Triplets, Threes or Pairs Royal.—If, after a pair has been made, another card of the same denomination is immediately played (without a 31 or “go” intervening), the player of the third card scores 6 points for three pairs. (Thus, Q H, Q C, and Q S. The Q H and Q C are one pair; Q H and Q S another, and Q C and Q S the third.)
Fours, Double Pairs or Double Pairs Royal.—If, after a pair royal has been made, the fourth card of the same denomination is immediately played (without a 31 or “go” intervening), the player of such fourth card scores 12 points for six pairs. (Thus, the four K’s—K H and K D are one pair, K H and K C a second, K H and K S a third, K D and K C a fourth, K D and KS a fifth, K C and KS a sixth.)
Sequences or Runs.—When three or more cards, all in numerical sequence, are played, the player of the last card counts 1 point for each card in the sequence, even though they are not played in numerical rotation. (Thus, 6-8-7 is a three-card sequence the same as 6-7-8.) This run of three scores 3 points. If a fourth card in sequence be added, it scores 4 points, in addition to the first three scored, etc.
An Intervening Card or Duplicate “breaks” the sequence; thus, 5-4-3-3. The 5-4-3 is a sequence of three cards, but the second 3 is not in sequence because the first 3 breaks it. All sequences must come within the limit of 31, and cannot continue after a 31 or a “go” is announced.
Note.—Pairs, triplets, fours, and sequences may be formed by the opponents, playing alternately, and also by cards played from one hand (within the limit of 31) after the other player has declared a “go.”
Example of Playing and Scoring.—A plays a 4; B a 5, announcing 9; A, 3, announcing 12, with a run of 3 (scoring 3 points); B, 3, announcing fifteen-two and a pair (of 3′s), 4 points; A, 3, announcing 18, with a pair royal, 6 points; B, 7, announcing 25. A has only a 9 and calls “go.” B plays 6, announcing 31, 2 points. The cards are turned and A plays 9, with 1 point for last card.
After the cards are played out, each player takes up his hand and counts all points it contains, in combination with the “starter,” pone counting first. After counting his hand, dealer counts all points in his crib, combined with the starter. All points are scored as soon as counted.

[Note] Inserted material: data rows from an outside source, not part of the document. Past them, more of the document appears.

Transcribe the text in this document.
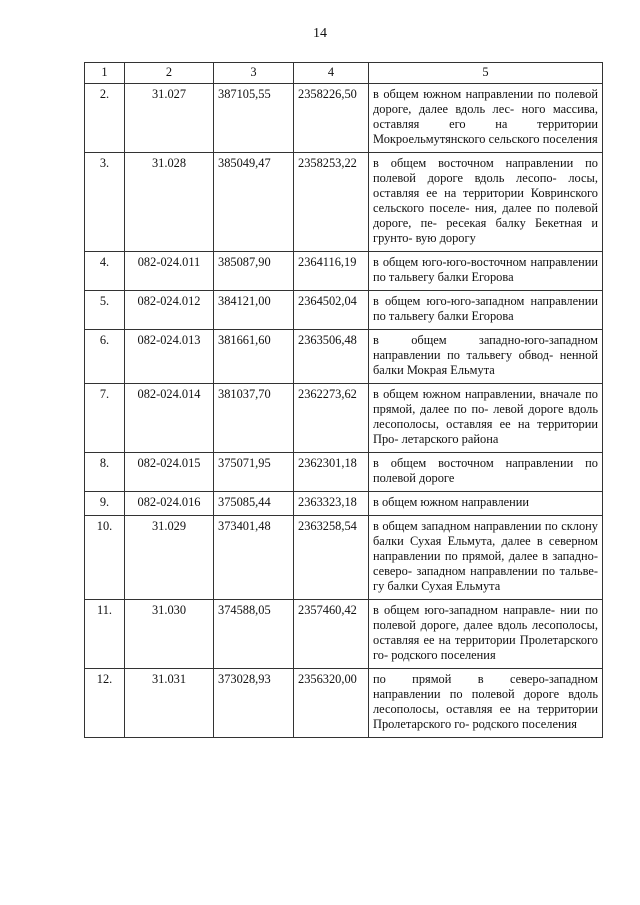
14
1	2	3	4	5
2.	31.027	387105,55	2358226,50	в общем южном направлении по полевой дороге, далее вдоль лес- ного массива, оставляя его на территории Мокроельмутянского сельского поселения
3.	31.028	385049,47	2358253,22	в общем восточном направлении по полевой дороге вдоль лесопо- лосы, оставляя ее на территории Ковринского сельского поселе- ния, далее по полевой дороге, пе- ресекая балку Бекетная и грунто- вую дорогу
4.	082-024.011	385087,90	2364116,19	в общем юго-юго-восточном направлении по тальвегу балки Егорова
5.	082-024.012	384121,00	2364502,04	в общем юго-юго-западном направлении по тальвегу балки Егорова
6.	082-024.013	381661,60	2363506,48	в общем западно-юго-западном направлении по тальвегу обвод- ненной балки Мокрая Ельмута
7.	082-024.014	381037,70	2362273,62	в общем южном направлении, вначале по прямой, далее по по- левой дороге вдоль лесополосы, оставляя ее на территории Про- летарского района
8.	082-024.015	375071,95	2362301,18	в общем восточном направлении по полевой дороге
9.	082-024.016	375085,44	2363323,18	в общем южном направлении
10.	31.029	373401,48	2363258,54	в общем западном направлении по склону балки Сухая Ельмута, далее в северном направлении по прямой, далее в западно-северо- западном направлении по тальве- гу балки Сухая Ельмута
11.	31.030	374588,05	2357460,42	в общем юго-западном направле- нии по полевой дороге, далее вдоль лесополосы, оставляя ее на территории Пролетарского го- родского поселения
12.	31.031	373028,93	2356320,00	по прямой в северо-западном направлении по полевой дороге вдоль лесополосы, оставляя ее на территории Пролетарского го- родского поселения
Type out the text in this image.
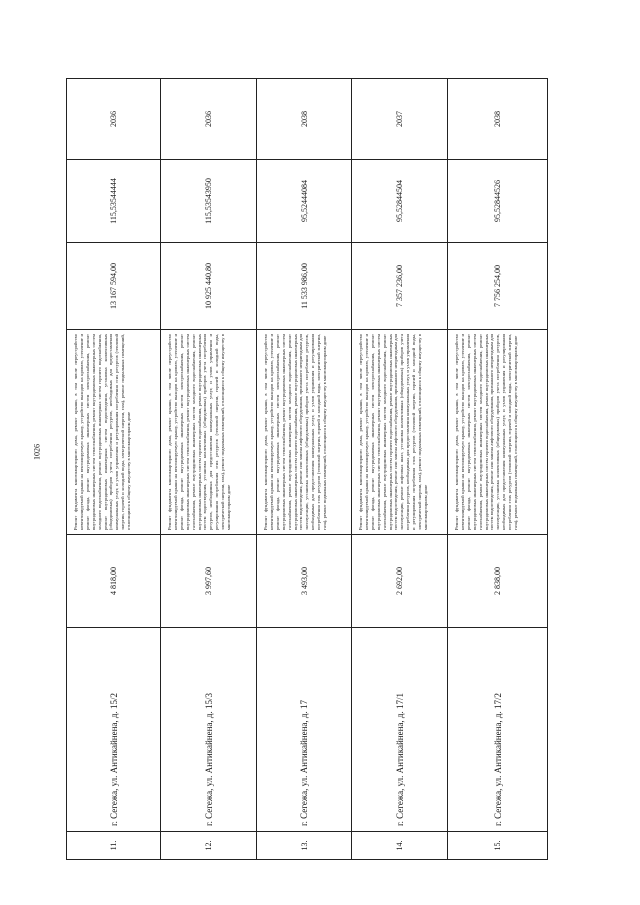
1026
11.
г. Сегежа, ул. Антикайнена, д. 15/2
4 818,00
Ремонт фундамента многоквартирного дома, ремонт крыши, в том числе переустройство невентилируемой крыши на вентилируемую крышу, устройство выходов на кровлю, утепление и ремонт фасада, ремонт внутридомовых инженерных систем электроснабжения, ремонт внутридомовых инженерных систем теплоснабжения, ремонт внутридомовых инженерных систем холодного водоснабжения, ремонт внутридомовых инженерных систем горячего водоснабжения, ремонт внутридомовых инженерных систем водоотведения, установка коллективных (общедомовых) приборов учета потребления ресурсов, необходимых для предоставления коммунальных услуг, и узлов управления и регулирования потребления этих ресурсов (тепловой энергии, горячей и холодной воды, электрической энергии, газа), ремонт подвальных помещений, относящихся к общему имуществу в многоквартирном доме
13 167 594,00
115,53544444
2036
12.
г. Сегежа, ул. Антикайнена, д. 15/3
3 997,60
Ремонт фундамента многоквартирного дома, ремонт крыши, в том числе переустройство невентилируемой крыши на вентилируемую крышу, устройство выходов на кровлю, утепление и ремонт фасада, ремонт внутридомовых инженерных систем электроснабжения, ремонт внутридомовых инженерных систем теплоснабжения, ремонт внутридомовых инженерных систем газоснабжения, ремонт внутридомовых инженерных систем холодного водоснабжения, ремонт внутридомовых инженерных систем горячего водоснабжения, ремонт внутридомовых инженерных систем водоотведения, установка коллективных (общедомовых) приборов учета потребления ресурсов, необходимых для предоставления коммунальных услуг, и узлов управления и регулирования потребления этих ресурсов (тепловой энергии, горячей и холодной воды, электрической энергии, газа), ремонт подвальных помещений, относящихся к общему имуществу в многоквартирном доме
10 925 440,80
115,53543950
2036
13.
г. Сегежа, ул. Антикайнена, д. 17
3 493,00
Ремонт фундамента многоквартирного дома, ремонт крыши, в том числе переустройство невентилируемой крыши на вентилируемую крышу, устройство выходов на кровлю, утепление и ремонт фасада, ремонт внутридомовых инженерных систем электроснабжения, ремонт внутридомовых инженерных систем теплоснабжения, ремонт внутридомовых инженерных систем газоснабжения, ремонт внутридомовых инженерных систем холодного водоснабжения, ремонт внутридомовых инженерных систем горячего водоснабжения, ремонт внутридомовых инженерных систем водоотведения, ремонт или замена лифтового оборудования, признанного непригодным для эксплуатации, установка коллективных (общедомовых) приборов учета потребления ресурсов, необходимых для предоставления коммунальных услуг, и узлов управления и регулирования потребления этих ресурсов (тепловой энергии, горячей и холодной воды, электрической энергии, газа), ремонт подвальных помещений, относящихся к общему имуществу в многоквартирном доме
11 533 986,00
95,52444084
2038
14.
г. Сегежа, ул. Антикайнена, д. 17/1
2 692,00
Ремонт фундамента многоквартирного дома, ремонт крыши, в том числе переустройство невентилируемой крыши на вентилируемую крышу, устройство выходов на кровлю, утепление и ремонт фасада, ремонт внутридомовых инженерных систем электроснабжения, ремонт внутридомовых инженерных систем теплоснабжения, ремонт внутридомовых инженерных систем газоснабжения, ремонт внутридомовых инженерных систем холодного водоснабжения, ремонт внутридомовых инженерных систем горячего водоснабжения, ремонт внутридомовых инженерных систем водоотведения, ремонт или замена лифтового оборудования, признанного непригодным для эксплуатации, ремонт лифтовых шахт, установка коллективных (общедомовых) приборов учета потребления ресурсов, необходимых для предоставления коммунальных услуг, и узлов управления и регулирования потребления этих ресурсов (тепловой энергии, горячей и холодной воды, электрической энергии, газа), ремонт подвальных помещений, относящихся к общему имуществу в многоквартирном доме
7 357 236,00
95,52844504
2037
15.
г. Сегежа, ул. Антикайнена, д. 17/2
2 838,00
Ремонт фундамента многоквартирного дома, ремонт крыши, в том числе переустройство невентилируемой крыши на вентилируемую крышу, устройство выходов на кровлю, утепление и ремонт фасада, ремонт внутридомовых инженерных систем электроснабжения, ремонт внутридомовых инженерных систем теплоснабжения, ремонт внутридомовых инженерных систем газоснабжения, ремонт внутридомовых инженерных систем холодного водоснабжения, ремонт внутридомовых инженерных систем горячего водоснабжения, ремонт внутридомовых инженерных систем водоотведения, ремонт или замена лифтового оборудования, признанного непригодным для эксплуатации, установка коллективных (общедомовых) приборов учета потребления ресурсов, необходимых для предоставления коммунальных услуг, и узлов управления и регулирования потребления этих ресурсов (тепловой энергии, горячей и холодной воды, электрической энергии, газа), ремонт подвальных помещений, относящихся к общему имуществу в многоквартирном доме
7 756 254,00
95,52844526
2038
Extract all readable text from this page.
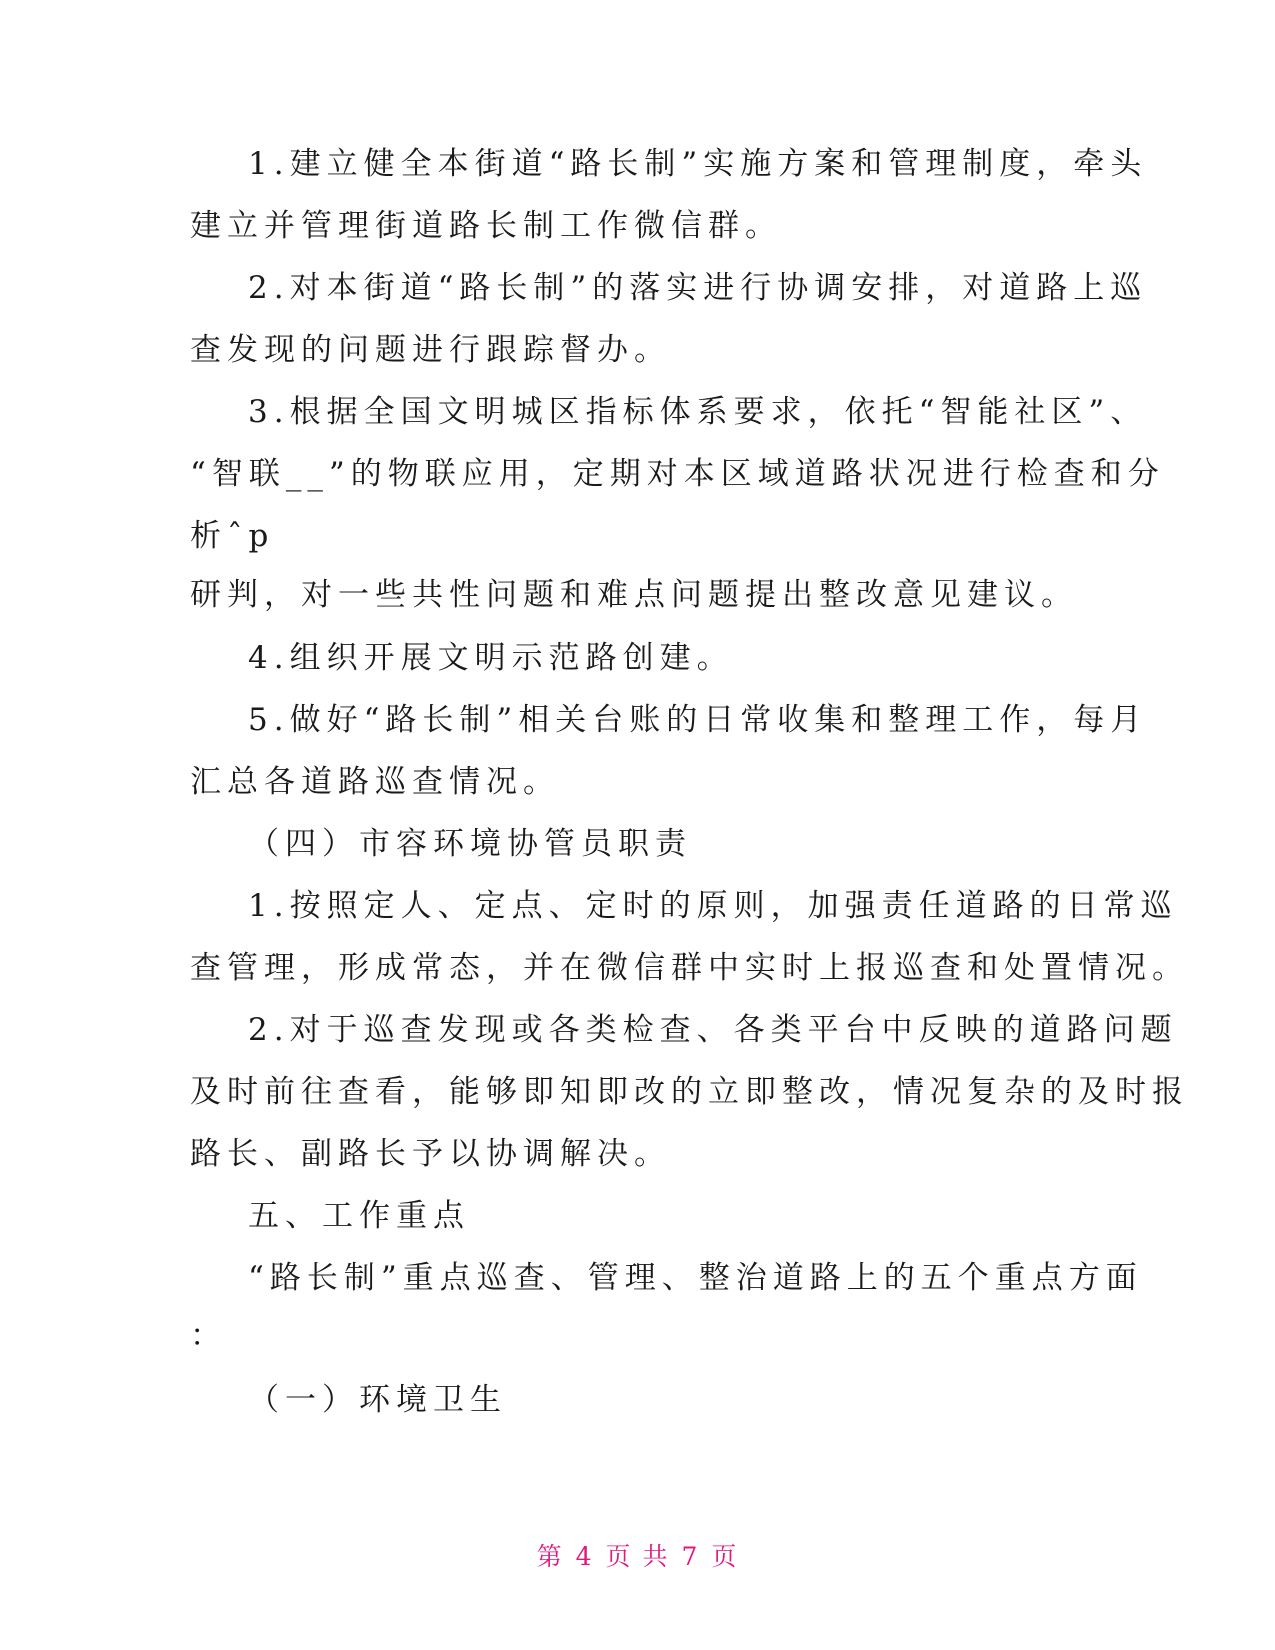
1.建立健全本街道“路长制”实施方案和管理制度，牵头
建立并管理街道路长制工作微信群。
2.对本街道“路长制”的落实进行协调安排，对道路上巡
查发现的问题进行跟踪督办。
3.根据全国文明城区指标体系要求，依托“智能社区”、
“智联__”的物联应用，定期对本区域道路状况进行检查和分
析ˆp
研判，对一些共性问题和难点问题提出整改意见建议。
4.组织开展文明示范路创建。
5.做好“路长制”相关台账的日常收集和整理工作，每月
汇总各道路巡查情况。
（四）市容环境协管员职责
1.按照定人、定点、定时的原则，加强责任道路的日常巡
查管理，形成常态，并在微信群中实时上报巡查和处置情况。
2.对于巡查发现或各类检查、各类平台中反映的道路问题
及时前往查看，能够即知即改的立即整改，情况复杂的及时报
路长、副路长予以协调解决。
五、工作重点
“路长制”重点巡查、管理、整治道路上的五个重点方面
：
（一）环境卫生
第 4 页 共 7 页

Counting Hands and Crib.—Points scored in the hands and crib are as follows (starter being used as if it were part of the hand or crib, so that five cards are counted together):
Starter is not used in playing the hands, but only in counting the hands and crib after the play.
Scoring.—Points are scored as they are made on a “pullup” board or a board with four rows of holes, 30 holes to a row and one extra hole at each end between the four rows. (See Cutting) called Home or Game holes.
The board should be placed horizontally between the players, and each should start from the same end, pegging parallel with each other down the outside edge and up the inside to home. The sixty-first, or game hole, is the objective point, and whoever reaches this first wins the game. Four pegs, two for each player, usually of different colors, are used for scoring. The first points made on either side are marked with a peg in its proper hole from the starting point, each hole counting 1 point. When the second count is made, instead of counting with the peg first used, count with the remaining peg, after which always peg holes by moving the rear peg ahead of the other [leapfrogging].
Game.—Game consists of 61 or 121 points.